ASX opens flat as energy and mining stocks climb
More news: Australian shares opened marginally higher, driven by energy and mining stocks, which accounted for seven of the 10 top performers across the ASX 200.
The benchmark ASX 200 index was up 20 points, or 0.23% to 8,828 at 10:26am AEDT. Six of the 11 sectorial indices opened in the green.
Energy stocks led early gains, lifted by Karoon Energy (+2.57%), Whitehaven Coal (+1.69%) and Woodside Energy (+1.97%).
Monadelphous Group (+2.87%) was one of the top performers across the ASX 200 after inking a $300 million service contract deal with Rio Tinto.
However GQG Partners (-2.13%) fell for the second consecutive day after reporting a $3.3 billion fall in funds under management in December.

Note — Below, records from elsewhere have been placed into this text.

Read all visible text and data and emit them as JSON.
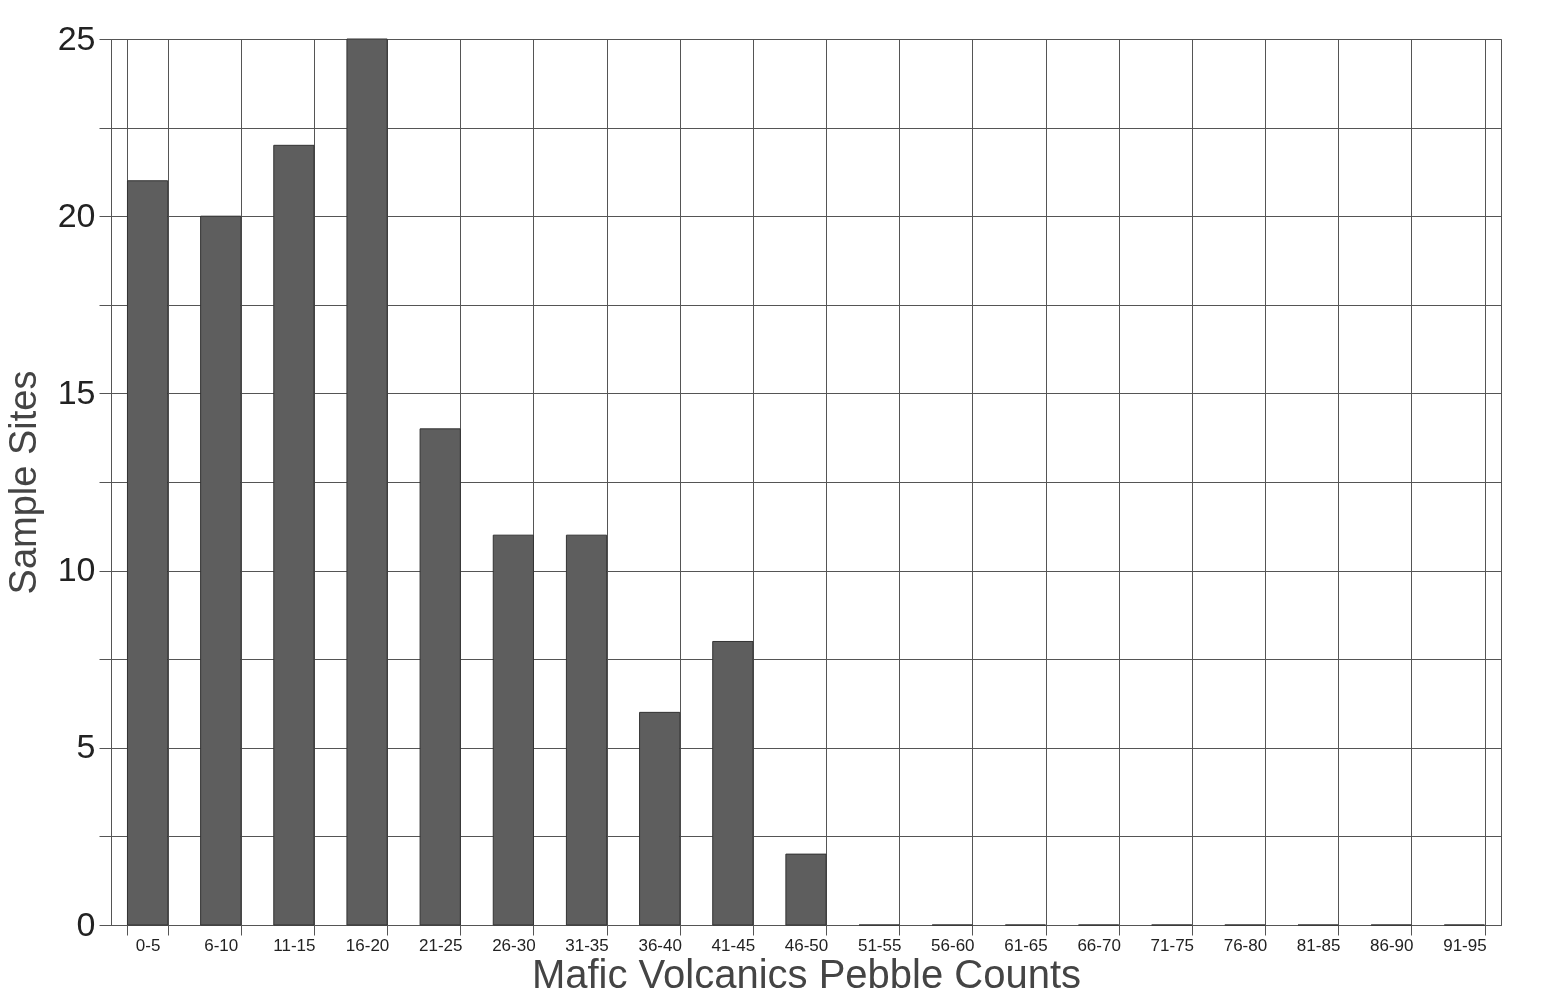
{
  "chart_data": {
    "type": "bar",
    "xlabel": "Mafic Volcanics Pebble Counts",
    "ylabel": "Sample Sites",
    "categories": [
      "0-5",
      "6-10",
      "11-15",
      "16-20",
      "21-25",
      "26-30",
      "31-35",
      "36-40",
      "41-45",
      "46-50",
      "51-55",
      "56-60",
      "61-65",
      "66-70",
      "71-75",
      "76-80",
      "81-85",
      "86-90",
      "91-95"
    ],
    "values": [
      21,
      20,
      22,
      25,
      14,
      11,
      11,
      6,
      8,
      2,
      0,
      0,
      0,
      0,
      0,
      0,
      0,
      0,
      0
    ],
    "color": "#5e5e5e",
    "ylim": [
      0,
      25
    ],
    "yticks": [
      0,
      {
        "value": 2.5,
        "label": null
      },
      5,
      {
        "value": 7.5,
        "label": null
      },
      10,
      {
        "value": 12.5,
        "label": null
      },
      15,
      {
        "value": 17.5,
        "label": null
      },
      20,
      {
        "value": 22.5,
        "label": null
      },
      25
    ],
    "grid": true
  }
}
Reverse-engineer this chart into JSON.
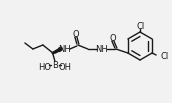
{
  "bg_color": "#f2f2f2",
  "line_color": "#1a1a1a",
  "lw": 1.0,
  "fs": 6.0,
  "figsize": [
    1.72,
    1.03
  ],
  "dpi": 100,
  "xlim": [
    0,
    172
  ],
  "ylim": [
    0,
    103
  ]
}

Technology (-0.44%) was the worst performing sector at the open led by a fall in Macquarie Technology Group (-1.64%), Xero (-1.86%), Bravura Solutions (-1.95%) and Weebit Nano (-1.61%).
The job vacancies data and building approval figures for November 2025 is due to be released by the Australian Bureau of Statistics at 11:30am AEDT.

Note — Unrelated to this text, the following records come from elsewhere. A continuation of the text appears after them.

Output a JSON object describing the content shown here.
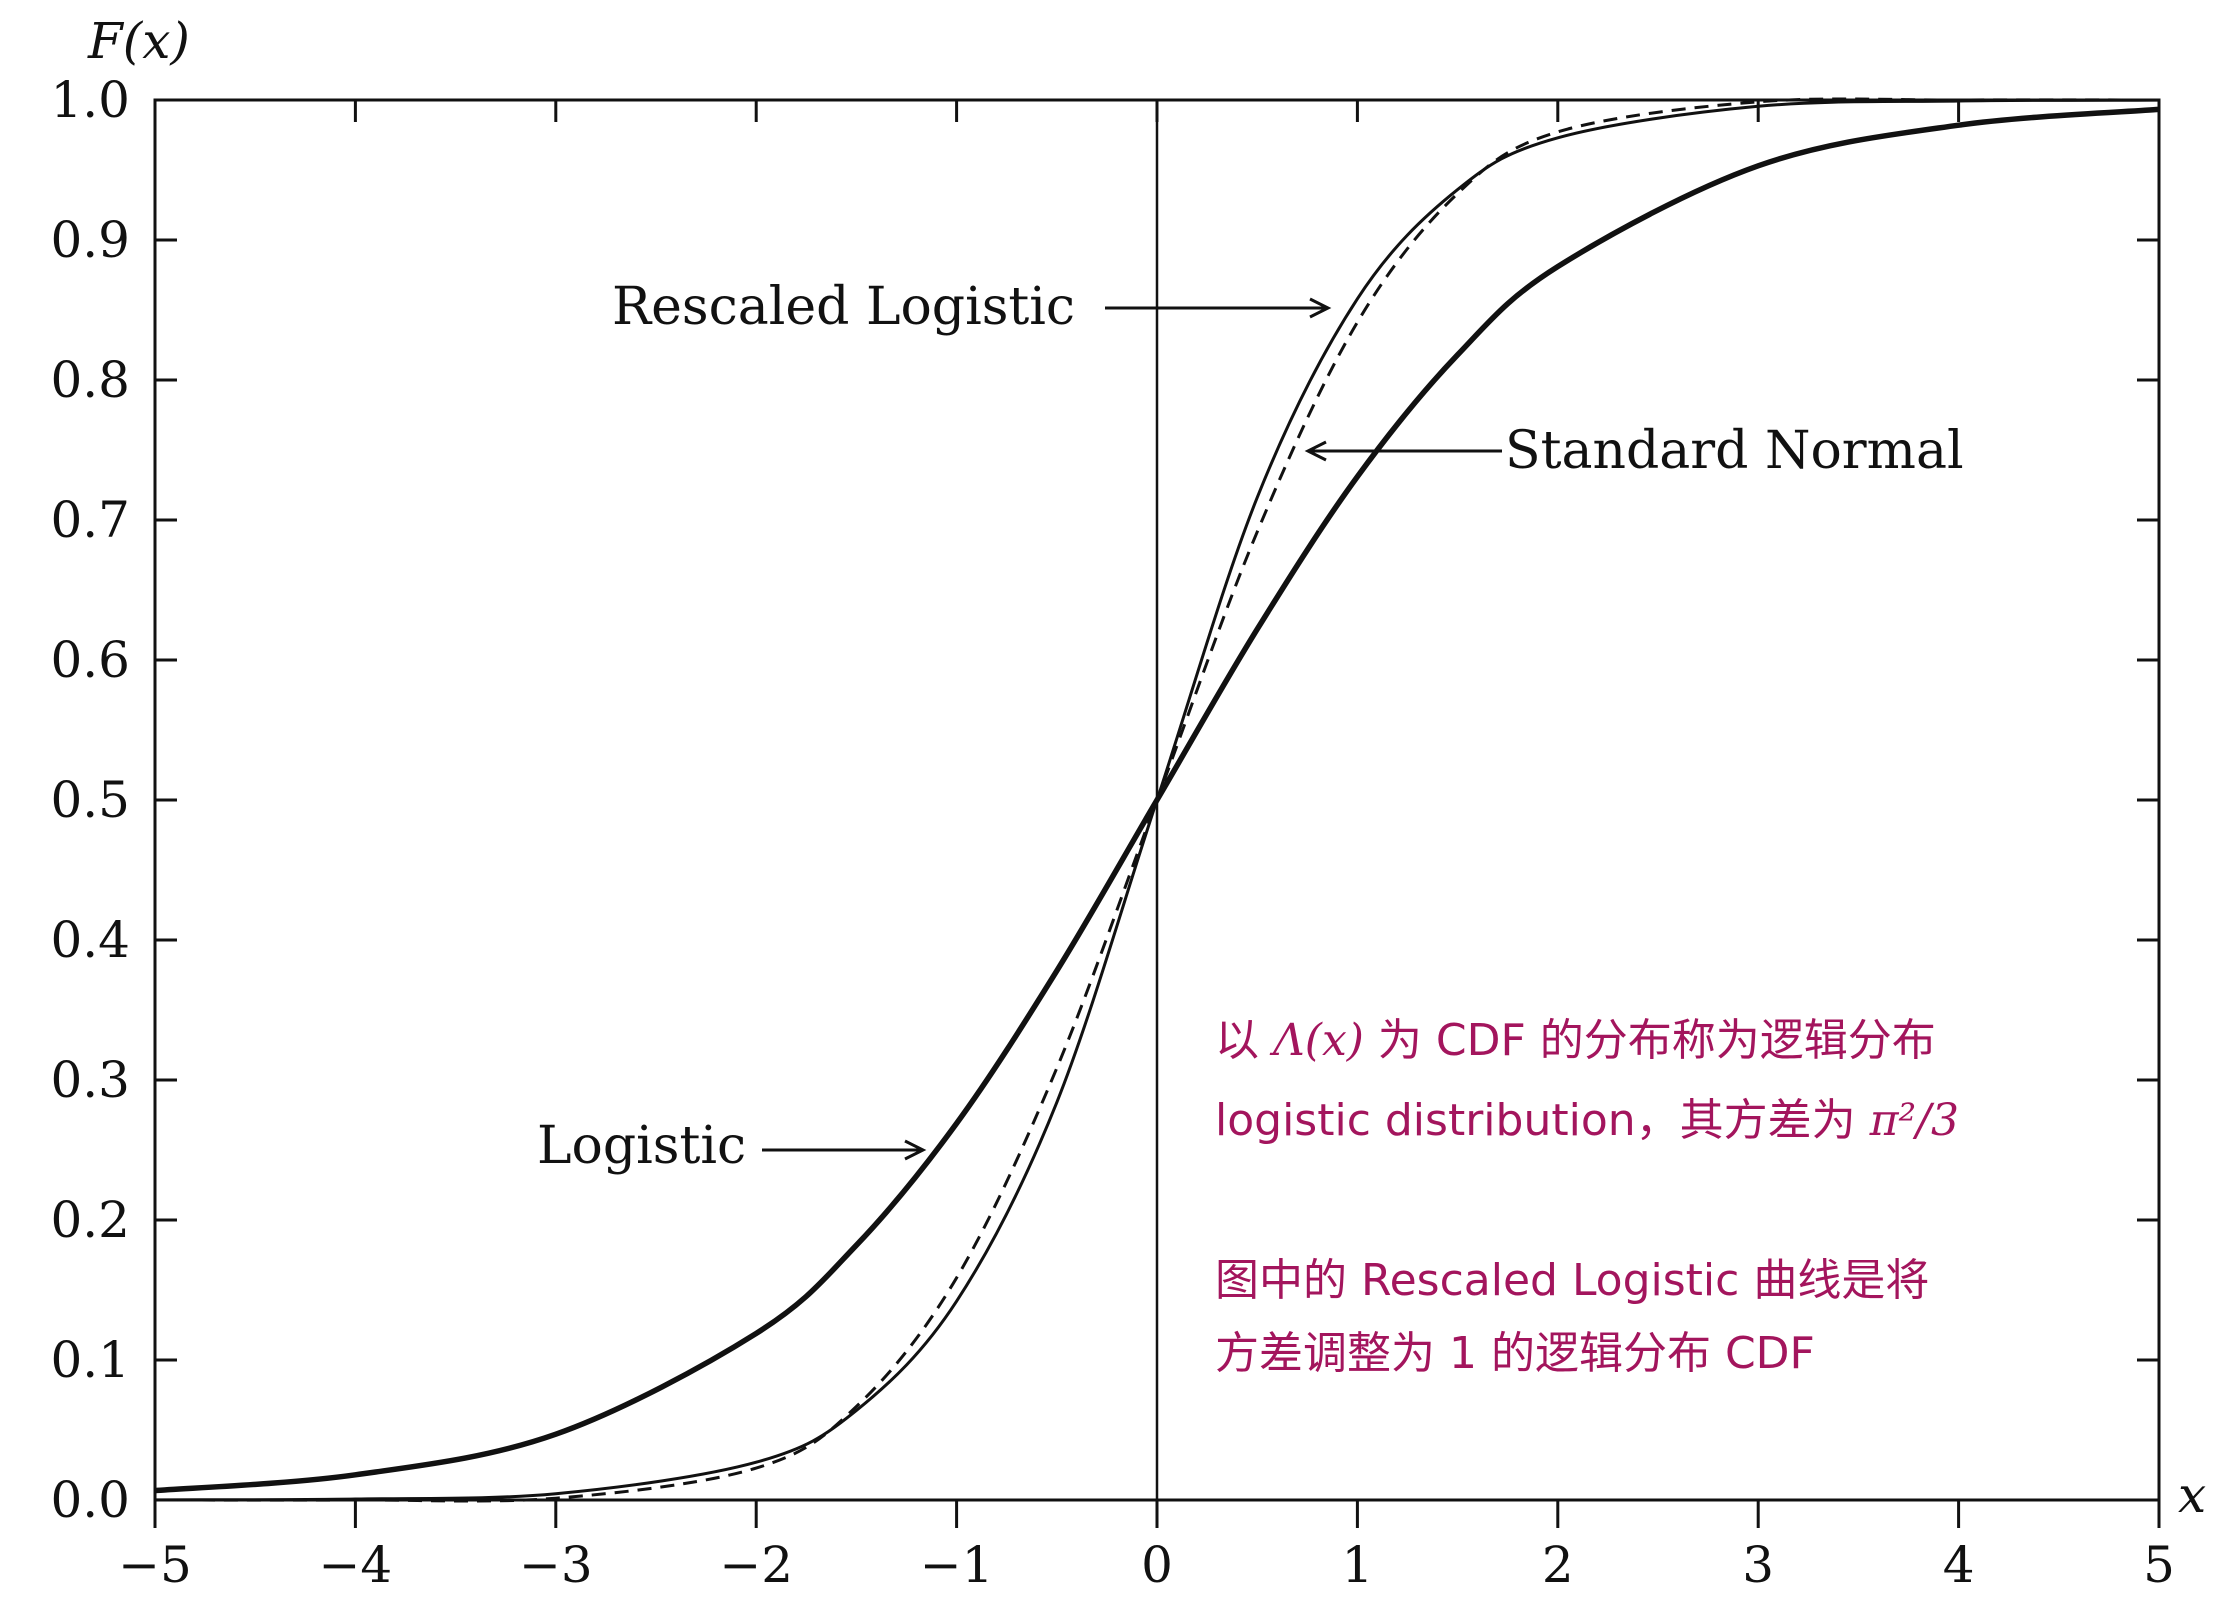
{
  "chart_data": {
    "type": "line",
    "xlabel": "x",
    "ylabel": "F(x)",
    "xlim": [
      -5,
      5
    ],
    "ylim": [
      0,
      1
    ],
    "x_ticks": [
      -5,
      -4,
      -3,
      -2,
      -1,
      0,
      1,
      2,
      3,
      4,
      5
    ],
    "x_tick_labels": [
      "−5",
      "−4",
      "−3",
      "−2",
      "−1",
      "0",
      "1",
      "2",
      "3",
      "4",
      "5"
    ],
    "y_ticks": [
      0,
      0.1,
      0.2,
      0.3,
      0.4,
      0.5,
      0.6,
      0.7,
      0.8,
      0.9,
      1.0
    ],
    "y_tick_labels": [
      "0.0",
      "0.1",
      "0.2",
      "0.3",
      "0.4",
      "0.5",
      "0.6",
      "0.7",
      "0.8",
      "0.9",
      "1.0"
    ],
    "x": [
      -5,
      -4,
      -3,
      -2,
      -1.5,
      -1,
      -0.5,
      0,
      0.5,
      1,
      1.5,
      2,
      3,
      4,
      5
    ],
    "series": [
      {
        "name": "Logistic",
        "style": "solid-thick",
        "values": [
          0.0067,
          0.018,
          0.047,
          0.119,
          0.182,
          0.269,
          0.378,
          0.5,
          0.622,
          0.731,
          0.818,
          0.881,
          0.953,
          0.982,
          0.9933
        ]
      },
      {
        "name": "Rescaled Logistic",
        "style": "solid-thin",
        "values": [
          0.0001,
          0.0007,
          0.0045,
          0.027,
          0.064,
          0.142,
          0.284,
          0.5,
          0.716,
          0.858,
          0.936,
          0.973,
          0.9955,
          0.9993,
          0.9999
        ]
      },
      {
        "name": "Standard Normal",
        "style": "dashed",
        "values": [
          0.0,
          3e-05,
          0.0013,
          0.0228,
          0.0668,
          0.1587,
          0.3085,
          0.5,
          0.6915,
          0.8413,
          0.9332,
          0.9772,
          0.9987,
          0.99997,
          1.0
        ]
      }
    ],
    "annotations": {
      "rescaled_label": "Rescaled Logistic",
      "normal_label": "Standard Normal",
      "logistic_label": "Logistic",
      "note_line1_a": "以 ",
      "note_line1_lambda": "Λ(x)",
      "note_line1_b": " 为 CDF 的分布称为逻辑分布",
      "note_line2_a": "logistic distribution，其方差为 ",
      "note_line2_pi": "π²/3",
      "note_line3": "图中的 Rescaled Logistic 曲线是将",
      "note_line4": "方差调整为 1 的逻辑分布 CDF"
    },
    "grid": false,
    "legend": "none",
    "colors": {
      "axis": "#111111",
      "note": "#a3155d"
    }
  }
}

Australian shares to open higher as Wall Street falls on bank earnings
The news: Australian shares are set to open higher despite the Dow Jones, S&P500 and Nasdaq trading lower overnight. US stocks fell on Tuesday, led by a decline in financials after JPMorgan's fourth-quarter profit tumbled 7%.

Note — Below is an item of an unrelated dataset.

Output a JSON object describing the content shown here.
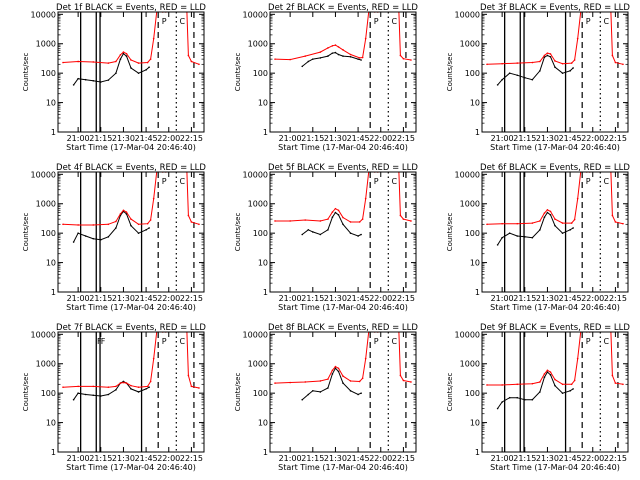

Traders were also focused on underlying US inflation data, which rose by less than anticipated, signalling that price growth may be cooling ahead of the Federal Reserve’s upcoming rate decision.
The numbers: Updated at 7:45am AEDT:
- ASX futures: up 30 points, or 0.30% to 8,798.
- Wall Street: Dow Jones down 0.98%, S&P 500 down 0.45% and the Nasdaq down 0.37%.
- Europe: CAC 40 down 0.14%, DAX up 0.06% and FTSE 100 down 0.03%.
- Spot gold: down 0.22% to USD4,588 per ounce.
- Oil prices: Brent up 2.25% to USD65.30/bbl and US WTI up 2.54% to USD61.03/bbl.
- AUD: down 0.43% at 66.81 US cents.
- Bitcoin: up 3.44% to USD94,257.
The context: US stocks moved lower overnight on Wall Street, dragged down by financials after a 4% drop in shares of investment bank JPMorgan, which reported a 7% fall in profit for the fourth quarter of 2025 and a 2% decline in debt-underwriting fees.
The sell-off in financials also followed Donald Trump's proposal to impose a one-year cap of 10% on credit card interests. JPMorgan Chase CFO Jeremy Barnum said the proposed cap would adversely impact US consumers and the broader economy.
Other major banks, which are due to report their quarterly earnings later this week, also traded lower even as analysts expect most banks to post stronger results for the December quarter.
On the data front, underlying US inflation rose less than expected to 2.7% in December. Federal Reserve officials are widely expected to hold interest rates steady later this month.
Locally, the Australian Bureau of Statistics will release job vacancies data and building approval figures for November 2025 at 11:30am AEDT.